“Tell me when it’s an iPad app,” I’ve told the team behind web curation startup Pearltrees over and over again. That day has finally come and what was a clumsy, Flash-based web experience is now a gorgeous, brilliant iPad app. Happy day, the Pearltrees iPad app is finally here!
Pearltrees is a link saving and sharing service that uses a beautiful visual metaphor – links are saved as floating glass orbs just made for touching, swiping and zooming. You might be confused by the iPad app if you haven’t used the web interface a little already. You can go be my buddy here. Bookmark links on a topic as you peruse the web, with a bookmarklet on either desktop or mobile browsers, then go back and read the collection on your iPad in the Pearltrees app.

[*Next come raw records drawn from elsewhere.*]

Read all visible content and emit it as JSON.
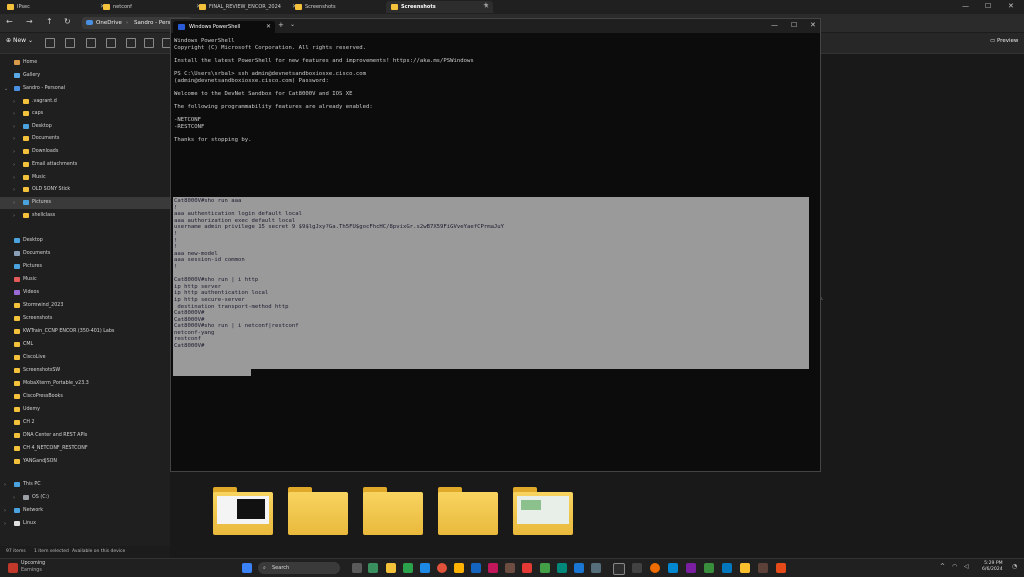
{
  "explorer": {
    "tabs": [
      {
        "label": "IPsec"
      },
      {
        "label": "netconf"
      },
      {
        "label": "FINAL_REVIEW_ENCOR_2024"
      },
      {
        "label": "Screenshots"
      },
      {
        "label": "Screenshots"
      }
    ],
    "add_tab": "+",
    "breadcrumb": [
      "OneDrive",
      "Sandro - Pers"
    ],
    "new_label": "New",
    "preview_label": "Preview",
    "side_text": "ile.",
    "sidebar": [
      {
        "label": "Home",
        "icon": "home-icon",
        "color": "#d99a4a"
      },
      {
        "label": "Gallery",
        "icon": "gallery-icon",
        "color": "#5aa9e6"
      },
      {
        "label": "Sandro - Personal",
        "icon": "onedrive-icon",
        "color": "#4a90e2"
      },
      {
        "label": ".vagrant.d",
        "icon": "folder-icon",
        "color": "#f3c13a"
      },
      {
        "label": "caps",
        "icon": "folder-icon",
        "color": "#f3c13a"
      },
      {
        "label": "Desktop",
        "icon": "desktop-icon",
        "color": "#4aa3df"
      },
      {
        "label": "Documents",
        "icon": "folder-icon",
        "color": "#f3c13a"
      },
      {
        "label": "Downloads",
        "icon": "folder-icon",
        "color": "#f3c13a"
      },
      {
        "label": "Email attachments",
        "icon": "folder-icon",
        "color": "#f3c13a"
      },
      {
        "label": "Music",
        "icon": "folder-icon",
        "color": "#f3c13a"
      },
      {
        "label": "OLD SONY Stick",
        "icon": "folder-icon",
        "color": "#f3c13a"
      },
      {
        "label": "Pictures",
        "icon": "pictures-icon",
        "color": "#4aa3df"
      },
      {
        "label": "shellclass",
        "icon": "folder-icon",
        "color": "#f3c13a"
      },
      {
        "label": "Desktop",
        "icon": "desktop-icon",
        "color": "#4aa3df"
      },
      {
        "label": "Documents",
        "icon": "documents-icon",
        "color": "#8aa0b8"
      },
      {
        "label": "Pictures",
        "icon": "pictures-icon",
        "color": "#4aa3df"
      },
      {
        "label": "Music",
        "icon": "music-icon",
        "color": "#e25a5a"
      },
      {
        "label": "Videos",
        "icon": "videos-icon",
        "color": "#9b6ad6"
      },
      {
        "label": "Stormwind_2023",
        "icon": "folder-icon",
        "color": "#f3c13a"
      },
      {
        "label": "Screenshots",
        "icon": "folder-icon",
        "color": "#f3c13a"
      },
      {
        "label": "KWTrain_CCNP ENCOR (350-401) Labs",
        "icon": "folder-icon",
        "color": "#f3c13a"
      },
      {
        "label": "CML",
        "icon": "folder-icon",
        "color": "#f3c13a"
      },
      {
        "label": "CiscoLive",
        "icon": "folder-icon",
        "color": "#f3c13a"
      },
      {
        "label": "ScreenshotsSW",
        "icon": "folder-icon",
        "color": "#f3c13a"
      },
      {
        "label": "MobaXterm_Portable_v23.3",
        "icon": "folder-icon",
        "color": "#f3c13a"
      },
      {
        "label": "CiscoPressBooks",
        "icon": "folder-icon",
        "color": "#f3c13a"
      },
      {
        "label": "Udemy",
        "icon": "folder-icon",
        "color": "#f3c13a"
      },
      {
        "label": "CH 2",
        "icon": "folder-icon",
        "color": "#f3c13a"
      },
      {
        "label": "DNA Center and REST APIs",
        "icon": "folder-icon",
        "color": "#f3c13a"
      },
      {
        "label": "CH 4_NETCONF_RESTCONF",
        "icon": "folder-icon",
        "color": "#f3c13a"
      },
      {
        "label": "YANGandJSON",
        "icon": "folder-icon",
        "color": "#f3c13a"
      },
      {
        "label": "This PC",
        "icon": "pc-icon",
        "color": "#4aa3df"
      },
      {
        "label": "OS (C:)",
        "icon": "drive-icon",
        "color": "#9aa0a6"
      },
      {
        "label": "Network",
        "icon": "network-icon",
        "color": "#4aa3df"
      },
      {
        "label": "Linux",
        "icon": "linux-icon",
        "color": "#e0e0e0"
      }
    ],
    "status": {
      "items": "97 items",
      "selected": "1 item selected",
      "availability": "Available on this device"
    }
  },
  "powershell": {
    "tab_title": "Windows PowerShell",
    "add_tab": "+",
    "dropdown": "⌄",
    "window_buttons": [
      "—",
      "☐",
      "✕"
    ],
    "lines_plain": [
      "Windows PowerShell",
      "Copyright (C) Microsoft Corporation. All rights reserved.",
      "",
      "Install the latest PowerShell for new features and improvements! https://aka.ms/PSWindows",
      "",
      "PS C:\\Users\\srbal> ssh admin@devnetsandboxiosxe.cisco.com",
      "(admin@devnetsandboxiosxe.cisco.com) Password:",
      "",
      "Welcome to the DevNet Sandbox for Cat8000V and IOS XE",
      "",
      "The following programmability features are already enabled:",
      "",
      "-NETCONF",
      "-RESTCONF",
      "",
      "Thanks for stopping by.",
      "",
      "",
      "",
      "",
      "",
      "",
      ""
    ],
    "lines_selected": [
      "Cat8000V#sho run aaa",
      "!",
      "aaa authentication login default local",
      "aaa authorization exec default local",
      "username admin privilege 15 secret 9 $9$lgJxy?Ga.Th5FU$gocFhcHC/8pvixGr.s2wB7X59FiGVveYaefCPrmaJuY",
      "!",
      "!",
      "!",
      "aaa new-model",
      "aaa session-id common",
      "!",
      "",
      "Cat8000V#sho run | i http",
      "ip http server",
      "ip http authentication local",
      "ip http secure-server",
      " destination transport-method http",
      "Cat8000V#",
      "Cat8000V#",
      "Cat8000V#sho run | i netconf|restconf",
      "netconf-yang",
      "restconf",
      "Cat8000V#"
    ]
  },
  "taskbar": {
    "weather_title": "Upcoming",
    "weather_sub": "Earnings",
    "search_label": "Search",
    "time": "5:29 PM",
    "date": "6/6/2024"
  }
}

Look at any link’s preview and you can see who else has saved that link and in what collection. Click and drag their collection into your own collection and you can quickly build out a body of reading on any topic. The app isn’t perfect but it’s a real joy for anyone who loves to read content on the web.
Above, my collection of links related to Pearltrees. Below, a great example of a Pearl layers and layers deep. This one is really impressive and shows what can be done with the service. There’s a little bit of a learning curve but it’s not too bad at all. It’s much easier and nicer to use on the iPad than on the web.
What do you get out of it? A reading list, a new way to relate to organized content, new discoveries of related content and people.
I am really having a good time using Pearltrees but there are a few things that could make it much better. Discovery is weak. There’s a button titled “related interests” that does an ok job of spidering out from any Pearl, but I would like to explore art related Pearls that other people have built and I just can’t find any. There ought to be a search feature, like there is on the web.
Another feature that would make this all the more compelling would be offline caching of content. I’d love to save all the sub-Pearls and all the linked pages in a collection for reading on an airplane.
Now if you’ll excuse me, I just found a great looking Pearl about crisis mapping technology Ushahidi and I really want to zip around on my iPad and read it.